Le positif l’emporte sans équivoque. Alabama Monroe est une attachante et délicate immersion douloureuse dans la pire des tragédies parentales, défiant la prétention pompeuse autant que la simplicité mélodramatique facile. Fort à parier il saura trouver le chemin des cœurs, qu’il plaira et convaincra comme il a déjà convaincu le plus grand nombre. Car il sait habilement caresser dans le sens du poil tout en se dédouanant du statut de mélo sur-appuyé classique, jouant la carte du cinéma d’auteur différent en dehors des conventions classiques mainstream tout en trouvant son propre ton et sa propre justesse d’approche dans ce cinéma-là. Alabama Monroe évite au final non sans génie le piège du misérabilisme outrancier malgré l’infini tristesse de son drame grâce à un subtil équilibre trouvé liant l’éprouvant à l’incarnation de la beauté transcendantale.
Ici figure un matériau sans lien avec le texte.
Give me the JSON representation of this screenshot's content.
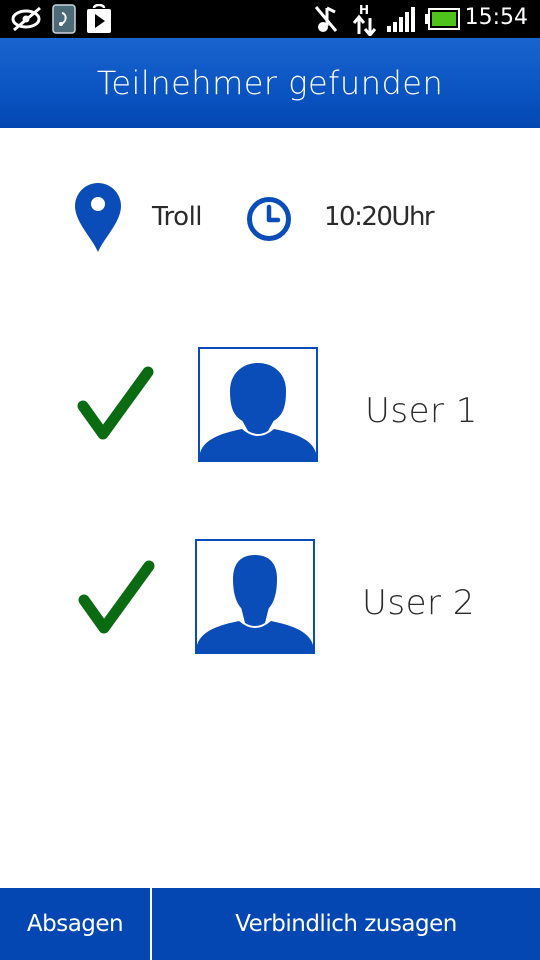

Van Groeningen a beau nous conter l’abominable, il parvient par son montage étudié et finalement fluide et créatif, à désamorcer la lourdeur des situations et à éclairer les zones sombres par une hymne à la vie privilégiant la lutte optimiste au défaitisme fataliste même s’il peut parfois donner l’impression du contraire. La seule continuité qui persiste entre les nuances de tonalités déployées, est l’émotion à fleur de peau, dans le sens de la beauté comme dans celui du chagrin. Une émotion qui n’aurait pas pu opérer si le cinéaste n’avait pas eu à disposition deux exceptionnels comédiens au charisme magnétique auxquels il est impératif de tirer un immense coup de chapeau. Johan Heldenbergh et Veerle Baetens donnent à l’arrivée toute la force de cette résonnante histoire d’amour filiale et familiale. Intense, Alabama Monroe est un petit chef d’œuvre étincelant, très élaboré, parfois un peu trop, mais résolument magnifique. Le couple Elise et Didier et leur petite Maybelle ont de quoi hanter le cinéma belge et d’ailleurs, et ce pendant longtemps. La rage remuante et la justesse de ce bijou intelligent et jamais ostentatoire fait oublier instantanément cette insupportable Guerre est Déclarée, trop vite érigée au rang de joyau sur le sujet.